Comments/Recommendations:

  • Each section begins with an historical perspective that overlaps in content. Perhaps a single exhaustive section of historical framework without repeating a historical context throughout the document would provide a better flow, decrease redundancy and provide clarity of the following sections.
  • The use of “clinical expertise” as the “hallmark” of CNS practice is ambiguous. Is ‘clinical expertise in a specialty’ truly the identifying hallmark of CNS practice? Without an operational definition, there isn’t a clear understanding of the difference between a CNS and an expert bedside clinician. For example, the bedside clinician with multiple years of practice with a specific population has likely attained clinical expertise in a specialty area. Clinical expertise, skills, knowledge and clinical information are not gained by graduate education. From our study of practice experience it is the advanced degree that gives the CNS the critical thinking/clinical decision making within the framework of an expanded world view and allows him/her to visualize the individual, the nursing personnel and the system. This world view, critical thinking and decision making is what separates clinical expertise from expert CNS practice (which would include clinical expertise as well).
  • It is unclear as to whether you are describing entry-level competencies or expert competencies. We understand that there should be baseline-entry-level competencies for all CNSs. And there are skills, knowledge and competency that come from expertise, area of specialization and time which fully defines the CNS role. In this document there is an inconsistency in expectation of “entry-level” competency. For example: Can all CNSs be expected to gain expertise in being able to testify to a legislative body/committee? Or should the competency be an ability to communicate in appropriate means, scope, role and function of the CNS?
  • In the Professional Attributes section, these do not seem to be truly unique to the CNS role and practice. These should and could be expectations of all professional nurses. If the CNS is being held to a higher standard, what does that knowledge, skill or competency look like? Perhaps a separate document or section which describes measurement criteria in which to evaluate achievement of the competency would be more helpful.
  • We are in full support of the change recommending that all educational preparation for CNS practice include the 500 hours of clinical hours.

Thank you for the opportunity to review this document. It is evident that the authors have put much thought and time into its preparation.

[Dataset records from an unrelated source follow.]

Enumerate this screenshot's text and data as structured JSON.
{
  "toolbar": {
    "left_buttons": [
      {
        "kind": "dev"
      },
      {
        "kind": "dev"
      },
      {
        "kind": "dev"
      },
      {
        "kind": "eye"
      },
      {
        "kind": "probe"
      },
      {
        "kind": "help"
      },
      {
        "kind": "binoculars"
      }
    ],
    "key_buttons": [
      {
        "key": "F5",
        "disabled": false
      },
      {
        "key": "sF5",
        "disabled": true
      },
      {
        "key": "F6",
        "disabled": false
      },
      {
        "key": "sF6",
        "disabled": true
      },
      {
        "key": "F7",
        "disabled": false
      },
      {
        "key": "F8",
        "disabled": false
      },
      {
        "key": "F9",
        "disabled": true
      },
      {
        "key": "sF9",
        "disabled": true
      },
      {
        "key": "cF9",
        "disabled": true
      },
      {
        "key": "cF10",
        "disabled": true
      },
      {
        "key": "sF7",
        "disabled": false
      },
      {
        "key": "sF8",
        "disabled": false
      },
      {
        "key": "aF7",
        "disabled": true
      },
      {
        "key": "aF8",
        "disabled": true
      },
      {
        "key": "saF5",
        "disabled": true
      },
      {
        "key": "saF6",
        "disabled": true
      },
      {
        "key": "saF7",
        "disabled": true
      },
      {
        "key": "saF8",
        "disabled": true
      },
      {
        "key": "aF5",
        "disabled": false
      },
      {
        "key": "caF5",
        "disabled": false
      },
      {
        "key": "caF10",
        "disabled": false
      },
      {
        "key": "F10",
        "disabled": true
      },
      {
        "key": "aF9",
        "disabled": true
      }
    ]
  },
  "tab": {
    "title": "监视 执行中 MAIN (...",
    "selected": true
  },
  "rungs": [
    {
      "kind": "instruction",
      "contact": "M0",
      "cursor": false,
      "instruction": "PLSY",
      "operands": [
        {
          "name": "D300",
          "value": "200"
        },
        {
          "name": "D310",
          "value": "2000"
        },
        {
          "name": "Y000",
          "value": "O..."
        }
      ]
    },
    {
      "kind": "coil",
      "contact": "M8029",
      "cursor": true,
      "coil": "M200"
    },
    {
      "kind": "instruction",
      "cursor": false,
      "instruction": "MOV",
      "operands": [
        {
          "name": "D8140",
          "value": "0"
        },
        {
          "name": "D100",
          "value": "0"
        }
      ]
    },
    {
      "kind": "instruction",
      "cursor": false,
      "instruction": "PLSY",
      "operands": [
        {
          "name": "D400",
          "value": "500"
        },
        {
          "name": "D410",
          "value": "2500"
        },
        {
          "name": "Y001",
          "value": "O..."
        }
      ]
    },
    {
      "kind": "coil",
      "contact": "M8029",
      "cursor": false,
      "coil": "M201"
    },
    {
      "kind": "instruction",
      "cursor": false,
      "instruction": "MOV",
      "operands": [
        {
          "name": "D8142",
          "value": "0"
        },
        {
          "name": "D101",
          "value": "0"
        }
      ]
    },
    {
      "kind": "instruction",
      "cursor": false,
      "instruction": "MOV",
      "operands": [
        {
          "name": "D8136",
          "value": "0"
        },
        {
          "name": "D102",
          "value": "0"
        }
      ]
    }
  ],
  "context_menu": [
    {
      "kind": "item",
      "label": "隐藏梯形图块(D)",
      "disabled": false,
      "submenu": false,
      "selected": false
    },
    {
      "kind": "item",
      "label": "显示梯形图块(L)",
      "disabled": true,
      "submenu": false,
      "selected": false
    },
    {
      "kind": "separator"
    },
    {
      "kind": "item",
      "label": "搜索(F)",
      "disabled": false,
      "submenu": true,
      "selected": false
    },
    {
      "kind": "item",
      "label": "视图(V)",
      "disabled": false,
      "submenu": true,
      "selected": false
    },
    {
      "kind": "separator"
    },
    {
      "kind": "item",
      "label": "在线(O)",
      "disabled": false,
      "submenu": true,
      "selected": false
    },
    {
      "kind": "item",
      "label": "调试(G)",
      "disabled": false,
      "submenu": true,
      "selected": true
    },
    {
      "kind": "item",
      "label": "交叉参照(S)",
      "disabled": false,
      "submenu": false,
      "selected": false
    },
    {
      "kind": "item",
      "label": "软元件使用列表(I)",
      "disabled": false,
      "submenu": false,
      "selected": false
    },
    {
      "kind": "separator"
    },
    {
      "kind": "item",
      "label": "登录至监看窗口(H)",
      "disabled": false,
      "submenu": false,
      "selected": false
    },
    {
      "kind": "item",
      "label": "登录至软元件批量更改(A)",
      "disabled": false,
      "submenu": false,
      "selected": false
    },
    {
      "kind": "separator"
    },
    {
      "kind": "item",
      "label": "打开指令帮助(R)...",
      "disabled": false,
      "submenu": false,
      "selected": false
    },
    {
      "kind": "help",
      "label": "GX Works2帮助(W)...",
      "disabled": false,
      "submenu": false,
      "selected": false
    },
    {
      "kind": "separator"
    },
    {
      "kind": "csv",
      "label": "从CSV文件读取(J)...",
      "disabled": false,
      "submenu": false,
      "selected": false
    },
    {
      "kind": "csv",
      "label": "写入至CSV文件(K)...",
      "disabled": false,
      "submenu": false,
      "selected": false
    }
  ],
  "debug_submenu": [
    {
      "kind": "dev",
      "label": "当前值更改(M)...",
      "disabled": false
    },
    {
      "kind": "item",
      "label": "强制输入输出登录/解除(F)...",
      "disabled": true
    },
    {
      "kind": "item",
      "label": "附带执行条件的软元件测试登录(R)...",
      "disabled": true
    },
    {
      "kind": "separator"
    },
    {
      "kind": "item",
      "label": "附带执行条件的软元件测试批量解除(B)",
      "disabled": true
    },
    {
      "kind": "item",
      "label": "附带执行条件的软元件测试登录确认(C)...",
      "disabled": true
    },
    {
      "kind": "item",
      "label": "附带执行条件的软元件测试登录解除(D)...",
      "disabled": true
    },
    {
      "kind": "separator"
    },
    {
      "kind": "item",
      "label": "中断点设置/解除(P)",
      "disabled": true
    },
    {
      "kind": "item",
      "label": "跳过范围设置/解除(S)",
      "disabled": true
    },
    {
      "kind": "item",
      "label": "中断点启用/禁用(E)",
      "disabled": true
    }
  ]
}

We would like to be available for any questions or clarification you may have regarding our evaluation of this document. Please contact Linda Bell (Linda.bell@aacn.org) or Justine Medina (Justine.medina@aacn.org) at your convenience.

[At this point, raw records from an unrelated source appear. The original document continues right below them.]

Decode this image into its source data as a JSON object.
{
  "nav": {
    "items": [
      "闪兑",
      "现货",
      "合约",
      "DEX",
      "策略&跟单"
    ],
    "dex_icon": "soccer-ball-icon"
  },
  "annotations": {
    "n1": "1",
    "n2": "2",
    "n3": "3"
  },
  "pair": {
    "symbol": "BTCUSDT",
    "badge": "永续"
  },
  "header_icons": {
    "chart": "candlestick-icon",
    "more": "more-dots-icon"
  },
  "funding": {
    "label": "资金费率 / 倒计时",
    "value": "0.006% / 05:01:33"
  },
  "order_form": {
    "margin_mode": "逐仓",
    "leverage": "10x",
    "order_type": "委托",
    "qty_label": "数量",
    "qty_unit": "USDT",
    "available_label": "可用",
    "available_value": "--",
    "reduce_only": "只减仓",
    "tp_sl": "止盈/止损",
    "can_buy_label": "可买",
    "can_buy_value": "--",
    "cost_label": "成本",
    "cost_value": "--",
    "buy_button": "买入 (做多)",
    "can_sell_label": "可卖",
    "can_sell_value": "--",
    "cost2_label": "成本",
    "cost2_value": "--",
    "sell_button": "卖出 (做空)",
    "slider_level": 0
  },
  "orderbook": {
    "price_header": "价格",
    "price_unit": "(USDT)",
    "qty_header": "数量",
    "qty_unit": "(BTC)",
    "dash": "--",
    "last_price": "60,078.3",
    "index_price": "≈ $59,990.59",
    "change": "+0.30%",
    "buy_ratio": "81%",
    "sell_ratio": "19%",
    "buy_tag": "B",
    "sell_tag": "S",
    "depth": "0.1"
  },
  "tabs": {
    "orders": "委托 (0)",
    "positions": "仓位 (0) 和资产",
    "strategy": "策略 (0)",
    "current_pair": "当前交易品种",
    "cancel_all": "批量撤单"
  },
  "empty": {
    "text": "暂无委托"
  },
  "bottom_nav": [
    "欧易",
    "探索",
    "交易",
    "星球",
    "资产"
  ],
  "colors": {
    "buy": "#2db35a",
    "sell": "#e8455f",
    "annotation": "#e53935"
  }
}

RESPONSES TO THE CRITIQUE INCLUDED THE FOLLOWING REVISIONS:

  1. The historical information was condensed.
  2. More content on critical thinking and decision-making was added in several areas. A definition of expertise was added to the Glossary.
  3. Further clarification was added that the competencies were intended as entry-level and a rationale was provided. All of the competencies were reviewed again by the working group with this in mind.